May I respond as follows:

  1. The AODA Alliance is an unincorporated, volunteer community coalition. We have no money. We have no real or personal property. We have no bank accounts. We charge no membership fees.

    Because we are unincorporated, we have no corporate documentation. We have no financial statements to provide.

  2. Your Ministry should not need financial statements to support what I have told you about this Freedom of Information application. We have had a very extensive working relationship for years with the Ontario Government, and especially with the Accessibility Directorate of Ontario. The Government and opposition parties have each made election commitments to us over the years, and have praised our efforts in support of accessibility for people with disabilities.

    You are strongly encouraged to speak with the Accessibility Directorate of Ontario to get any information you might need to assess my request for a fee waiver. The Directorate could have quickly and easily provided you with this information about me and the AODA Alliance. You can also learn all about us by visiting  www.aodalliance.org

  3. Contrary to the thrust of your October 21, 2013 letter to me, my request for a fee waiver is not only based on the financial hardship criterion for waving such a fee. As my October 2, 2013 email to you made clear, this fee waiver request is also based on the fact that my Freedom of Information Act application is clearly a “public interest” request. I hope and trust that the Government in general, and your Ministry in particular, is sufficiently familiar with my public interest activity, and that of the AODA Alliance, in the area of disability accessibility, to lay that question to rest. If your Ministry has any doubt about this, or questions whether I have a genuine public interest motivation in mind in seeking this information, please let me know, and tell me what further I can provide.

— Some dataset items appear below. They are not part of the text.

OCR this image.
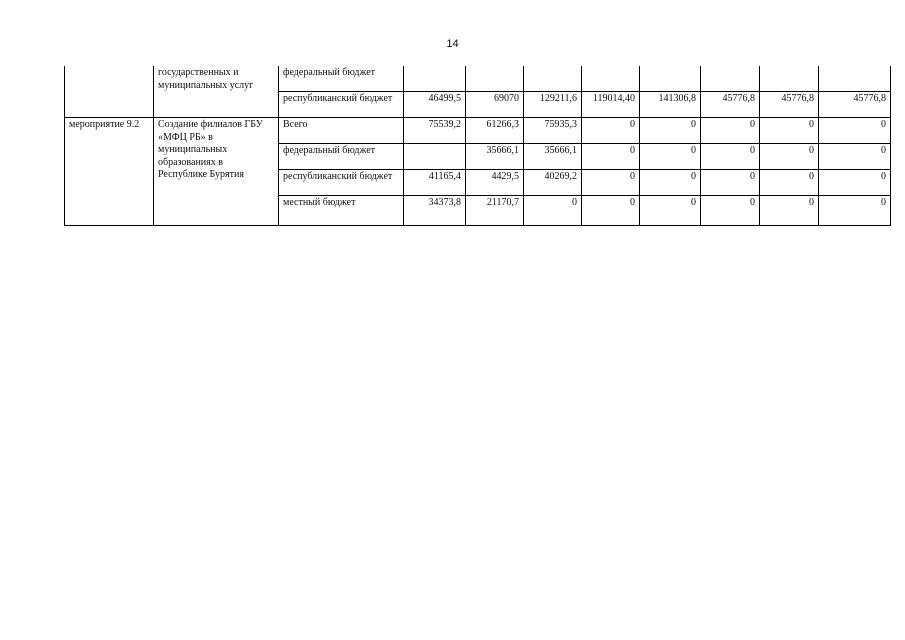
14
	государственных и муниципальных услуг	федеральный бюджет								
		республиканский бюджет	46499,5	69070	129211,6	119014,40	141306,8	45776,8	45776,8	45776,8
мероприятие 9.2	Создание филиалов ГБУ «МФЦ РБ» в муниципальных образованиях в Республике Бурятия	Всего	75539,2	61266,3	75935,3	0	0	0	0	0
		федеральный бюджет		35666,1	35666,1	0	0	0	0	0
		республиканский бюджет	41165,4	4429,5	40269,2	0	0	0	0	0
		местный бюджет	34373,8	21170,7	0	0	0	0	0	0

    The fact that this is a “public interest” application should be obvious from the simple fact that Ontario’s Premier, Dalton McGuinty, made specific written election commitments to our coalition, in a letter addressed to me as its chair, on the effective enforcement of the Accessibility for Ontarians with Disabilities Act. My October 2, 2013 email to you gave you a link to that letter. This Freedom of Information application focuses directly on information pertaining to that election promise.

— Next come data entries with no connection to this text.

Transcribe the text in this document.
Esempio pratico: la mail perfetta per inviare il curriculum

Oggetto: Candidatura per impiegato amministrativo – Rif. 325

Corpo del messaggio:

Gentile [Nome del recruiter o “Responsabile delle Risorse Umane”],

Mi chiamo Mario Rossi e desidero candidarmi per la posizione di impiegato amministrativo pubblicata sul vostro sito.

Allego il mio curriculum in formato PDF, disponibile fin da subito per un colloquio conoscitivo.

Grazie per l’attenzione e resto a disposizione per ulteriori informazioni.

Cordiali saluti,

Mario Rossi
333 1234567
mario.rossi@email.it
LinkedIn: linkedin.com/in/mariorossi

  4. Your October 21, 2013 email to me does not answer my request, which I repeated again in my October 2, 2013 letter to you, that the Government immediately provide to me any documents sought in my Freedom of Information request, the provision of which involves little or no search time. The Government should not maintain an “all or nothing” stance, whereby I must agree to pay $2,325 or else I cannot get access to anything, including items that can be easily located and provided at no cost. I again restate this request.
  5. I regret the Government’s delays in dealing with this fee waiver request. It is somewhat ironic that your October 21, 2013 email to me came on the same day that Premier Kathleen Wynne announced a commitment to more openness in the Ontario Government.

May I please definitively hear from you as soon as possible on my request for a fee waiver, and may I get the answers to my Freedom of Information Act request as soon as possible.